If you are an administrator of an Exchange 2010 server there may be times when your users get an email that may be malicious in nature. Here are two very useful PowerShell commands that will allow you to either log/report the users that may have received the email in question or delete it from all users in your Exchange organization in one swoop.
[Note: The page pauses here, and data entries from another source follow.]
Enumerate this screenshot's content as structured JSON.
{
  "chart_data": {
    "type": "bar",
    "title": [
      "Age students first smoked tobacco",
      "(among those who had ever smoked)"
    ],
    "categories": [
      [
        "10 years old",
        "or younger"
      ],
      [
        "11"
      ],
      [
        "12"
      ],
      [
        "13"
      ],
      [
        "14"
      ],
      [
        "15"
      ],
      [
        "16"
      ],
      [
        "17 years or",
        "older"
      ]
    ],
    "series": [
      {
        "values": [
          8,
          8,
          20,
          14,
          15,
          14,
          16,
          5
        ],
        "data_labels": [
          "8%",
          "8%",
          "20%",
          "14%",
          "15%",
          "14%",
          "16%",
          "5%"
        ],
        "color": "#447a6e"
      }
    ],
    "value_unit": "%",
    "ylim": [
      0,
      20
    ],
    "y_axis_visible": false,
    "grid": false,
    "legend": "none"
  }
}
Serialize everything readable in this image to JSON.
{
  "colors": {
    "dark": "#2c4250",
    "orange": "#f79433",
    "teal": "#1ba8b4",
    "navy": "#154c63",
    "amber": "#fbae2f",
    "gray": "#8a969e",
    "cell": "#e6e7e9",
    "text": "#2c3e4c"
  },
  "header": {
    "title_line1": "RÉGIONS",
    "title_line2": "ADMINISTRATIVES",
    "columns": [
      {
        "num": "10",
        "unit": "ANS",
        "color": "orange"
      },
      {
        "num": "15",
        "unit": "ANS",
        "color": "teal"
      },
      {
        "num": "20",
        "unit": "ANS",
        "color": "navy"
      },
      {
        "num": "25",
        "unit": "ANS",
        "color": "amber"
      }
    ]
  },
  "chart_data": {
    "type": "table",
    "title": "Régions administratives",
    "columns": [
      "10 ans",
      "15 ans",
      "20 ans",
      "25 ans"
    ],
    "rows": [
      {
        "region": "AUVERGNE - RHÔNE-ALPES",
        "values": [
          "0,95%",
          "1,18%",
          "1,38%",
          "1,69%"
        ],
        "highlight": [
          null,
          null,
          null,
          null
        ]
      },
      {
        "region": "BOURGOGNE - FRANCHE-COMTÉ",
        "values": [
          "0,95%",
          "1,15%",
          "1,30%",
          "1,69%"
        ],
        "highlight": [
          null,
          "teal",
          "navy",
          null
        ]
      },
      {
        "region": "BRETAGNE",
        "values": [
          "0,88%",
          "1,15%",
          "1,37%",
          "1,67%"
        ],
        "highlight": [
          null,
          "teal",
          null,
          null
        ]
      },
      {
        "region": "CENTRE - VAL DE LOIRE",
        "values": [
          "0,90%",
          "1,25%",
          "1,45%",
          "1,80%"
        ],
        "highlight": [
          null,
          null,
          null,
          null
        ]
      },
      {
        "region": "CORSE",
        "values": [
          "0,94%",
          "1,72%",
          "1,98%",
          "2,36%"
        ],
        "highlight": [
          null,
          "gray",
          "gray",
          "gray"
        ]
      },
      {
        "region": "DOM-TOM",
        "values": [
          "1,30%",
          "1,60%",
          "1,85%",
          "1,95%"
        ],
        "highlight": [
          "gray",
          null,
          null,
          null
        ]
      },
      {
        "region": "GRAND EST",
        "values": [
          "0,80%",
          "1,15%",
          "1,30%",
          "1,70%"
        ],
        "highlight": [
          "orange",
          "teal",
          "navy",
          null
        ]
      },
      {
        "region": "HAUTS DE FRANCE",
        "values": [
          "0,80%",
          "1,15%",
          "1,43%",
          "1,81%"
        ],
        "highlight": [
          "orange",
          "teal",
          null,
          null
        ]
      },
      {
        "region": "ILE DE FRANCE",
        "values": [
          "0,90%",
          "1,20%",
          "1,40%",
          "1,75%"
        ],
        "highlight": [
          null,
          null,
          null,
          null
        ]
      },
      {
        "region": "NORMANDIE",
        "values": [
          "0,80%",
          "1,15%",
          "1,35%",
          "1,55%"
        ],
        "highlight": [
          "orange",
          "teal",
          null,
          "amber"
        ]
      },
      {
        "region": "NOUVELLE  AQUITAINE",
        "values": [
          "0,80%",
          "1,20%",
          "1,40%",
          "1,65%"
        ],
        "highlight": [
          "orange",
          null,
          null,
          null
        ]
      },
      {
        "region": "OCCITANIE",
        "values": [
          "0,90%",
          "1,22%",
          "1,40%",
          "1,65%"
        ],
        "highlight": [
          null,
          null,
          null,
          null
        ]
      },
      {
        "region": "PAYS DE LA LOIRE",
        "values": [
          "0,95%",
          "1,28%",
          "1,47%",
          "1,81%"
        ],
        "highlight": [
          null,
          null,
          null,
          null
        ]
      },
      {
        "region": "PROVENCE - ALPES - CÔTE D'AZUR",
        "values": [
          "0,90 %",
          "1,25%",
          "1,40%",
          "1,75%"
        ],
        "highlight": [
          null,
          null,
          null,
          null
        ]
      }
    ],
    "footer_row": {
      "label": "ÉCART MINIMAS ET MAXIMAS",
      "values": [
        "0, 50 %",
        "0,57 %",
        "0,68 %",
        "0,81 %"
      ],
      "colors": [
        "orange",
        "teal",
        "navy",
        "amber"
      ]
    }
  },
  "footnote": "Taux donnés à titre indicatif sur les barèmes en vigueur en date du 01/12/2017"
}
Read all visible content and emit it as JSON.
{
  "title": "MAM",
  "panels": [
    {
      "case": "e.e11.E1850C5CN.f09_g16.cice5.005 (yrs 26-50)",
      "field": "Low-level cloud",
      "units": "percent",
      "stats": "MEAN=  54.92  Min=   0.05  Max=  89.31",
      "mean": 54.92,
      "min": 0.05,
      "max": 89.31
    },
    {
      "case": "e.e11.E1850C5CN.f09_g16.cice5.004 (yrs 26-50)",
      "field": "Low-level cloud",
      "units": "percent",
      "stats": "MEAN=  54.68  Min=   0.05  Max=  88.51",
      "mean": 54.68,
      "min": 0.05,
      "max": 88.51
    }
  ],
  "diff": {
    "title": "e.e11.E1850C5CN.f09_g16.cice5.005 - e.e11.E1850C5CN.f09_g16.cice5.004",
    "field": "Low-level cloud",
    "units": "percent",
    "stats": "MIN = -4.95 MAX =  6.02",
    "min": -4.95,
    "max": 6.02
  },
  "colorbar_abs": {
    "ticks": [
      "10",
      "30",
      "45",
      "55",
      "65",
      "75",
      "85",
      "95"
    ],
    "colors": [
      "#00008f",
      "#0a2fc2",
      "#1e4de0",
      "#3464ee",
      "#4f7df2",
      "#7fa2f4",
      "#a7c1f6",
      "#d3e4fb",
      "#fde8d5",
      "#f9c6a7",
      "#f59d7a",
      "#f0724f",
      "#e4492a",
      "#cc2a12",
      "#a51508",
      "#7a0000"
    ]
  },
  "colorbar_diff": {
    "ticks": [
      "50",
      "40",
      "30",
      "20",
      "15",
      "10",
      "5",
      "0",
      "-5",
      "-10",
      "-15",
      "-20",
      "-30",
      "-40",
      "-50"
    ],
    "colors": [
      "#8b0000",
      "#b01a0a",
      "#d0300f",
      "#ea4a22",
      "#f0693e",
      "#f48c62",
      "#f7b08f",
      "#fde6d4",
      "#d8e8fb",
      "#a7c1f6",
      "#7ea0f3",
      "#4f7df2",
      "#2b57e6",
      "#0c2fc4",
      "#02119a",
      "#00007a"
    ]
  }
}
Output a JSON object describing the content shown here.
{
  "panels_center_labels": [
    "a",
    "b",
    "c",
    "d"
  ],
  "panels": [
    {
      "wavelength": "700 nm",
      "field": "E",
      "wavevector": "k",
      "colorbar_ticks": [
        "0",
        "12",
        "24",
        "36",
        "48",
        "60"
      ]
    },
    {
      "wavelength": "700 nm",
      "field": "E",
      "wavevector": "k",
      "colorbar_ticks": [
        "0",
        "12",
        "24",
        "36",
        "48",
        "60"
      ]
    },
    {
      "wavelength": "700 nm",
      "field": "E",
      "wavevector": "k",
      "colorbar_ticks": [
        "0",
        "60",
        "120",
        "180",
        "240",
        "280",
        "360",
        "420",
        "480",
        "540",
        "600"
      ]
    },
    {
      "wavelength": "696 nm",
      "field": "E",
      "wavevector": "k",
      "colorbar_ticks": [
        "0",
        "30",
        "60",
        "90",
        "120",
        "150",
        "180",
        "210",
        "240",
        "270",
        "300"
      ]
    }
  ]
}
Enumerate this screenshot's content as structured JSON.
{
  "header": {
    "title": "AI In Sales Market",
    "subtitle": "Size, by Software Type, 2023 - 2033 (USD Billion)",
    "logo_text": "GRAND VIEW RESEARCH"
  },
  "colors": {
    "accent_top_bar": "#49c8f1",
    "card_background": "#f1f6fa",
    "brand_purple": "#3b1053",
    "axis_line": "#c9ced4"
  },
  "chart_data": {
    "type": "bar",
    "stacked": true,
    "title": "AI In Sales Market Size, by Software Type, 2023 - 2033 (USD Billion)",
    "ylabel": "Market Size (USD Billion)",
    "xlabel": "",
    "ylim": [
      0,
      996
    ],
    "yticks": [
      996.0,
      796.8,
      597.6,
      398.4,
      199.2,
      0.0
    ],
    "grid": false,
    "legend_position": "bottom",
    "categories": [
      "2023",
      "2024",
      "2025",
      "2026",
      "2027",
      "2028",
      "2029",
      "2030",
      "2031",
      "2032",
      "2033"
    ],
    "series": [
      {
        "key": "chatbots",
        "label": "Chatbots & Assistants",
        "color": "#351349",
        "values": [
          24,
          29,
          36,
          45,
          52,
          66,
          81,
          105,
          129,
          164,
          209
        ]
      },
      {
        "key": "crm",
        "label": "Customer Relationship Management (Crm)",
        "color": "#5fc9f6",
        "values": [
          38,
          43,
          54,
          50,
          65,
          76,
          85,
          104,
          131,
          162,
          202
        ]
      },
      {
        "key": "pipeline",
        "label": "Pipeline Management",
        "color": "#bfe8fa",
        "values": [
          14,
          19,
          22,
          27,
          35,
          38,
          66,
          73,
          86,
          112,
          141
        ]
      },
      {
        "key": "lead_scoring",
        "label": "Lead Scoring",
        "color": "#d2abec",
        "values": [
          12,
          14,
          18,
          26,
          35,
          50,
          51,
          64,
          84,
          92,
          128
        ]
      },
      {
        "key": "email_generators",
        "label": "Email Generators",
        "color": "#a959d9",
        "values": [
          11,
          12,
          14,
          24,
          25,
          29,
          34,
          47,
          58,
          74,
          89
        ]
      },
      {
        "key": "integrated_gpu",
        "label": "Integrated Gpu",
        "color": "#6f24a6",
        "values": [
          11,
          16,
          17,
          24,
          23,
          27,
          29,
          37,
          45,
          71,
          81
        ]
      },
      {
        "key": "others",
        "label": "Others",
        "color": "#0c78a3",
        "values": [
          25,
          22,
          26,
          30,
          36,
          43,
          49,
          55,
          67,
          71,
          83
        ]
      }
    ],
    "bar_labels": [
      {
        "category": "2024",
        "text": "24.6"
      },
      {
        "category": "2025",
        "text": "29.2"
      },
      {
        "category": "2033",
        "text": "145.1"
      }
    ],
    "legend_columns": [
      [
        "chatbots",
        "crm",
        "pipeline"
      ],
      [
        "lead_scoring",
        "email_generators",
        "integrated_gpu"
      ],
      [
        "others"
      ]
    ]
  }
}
First, the cautious route…
SEARCH (LOG) MALICIOUS EMAIL:
Get-Mailbox -ResultSize Unlimited | Search-Mailbox -SearchQuery ‘Subject:”Paste the subject here“‘ -TargetMailbox YourExchangeUserName -TargetFolder “SearchAndDeleteLog” -LogOnly -LogLevel Full
This should produce a .zip file containing the mailboxes that received the email in question and place it in a folder in in your inbox called “SearchAndDeleteLog”.
The meat and potatoes…
MASS DELETE MALICIOUS EMAIL: (here there be monsters you have been warned)
Get-Mailbox -ResultSize Unlimited | Search-Mailbox -SearchQuery ‘Subject:”Paste the subject here“‘ -DeleteContent
This command will delete all emails with the subject that you specified. Alternatively you can change the word subject to attachment to do the same based on the specified name of an attachment on both of these commands.
That’s amazing. How did you figure that out?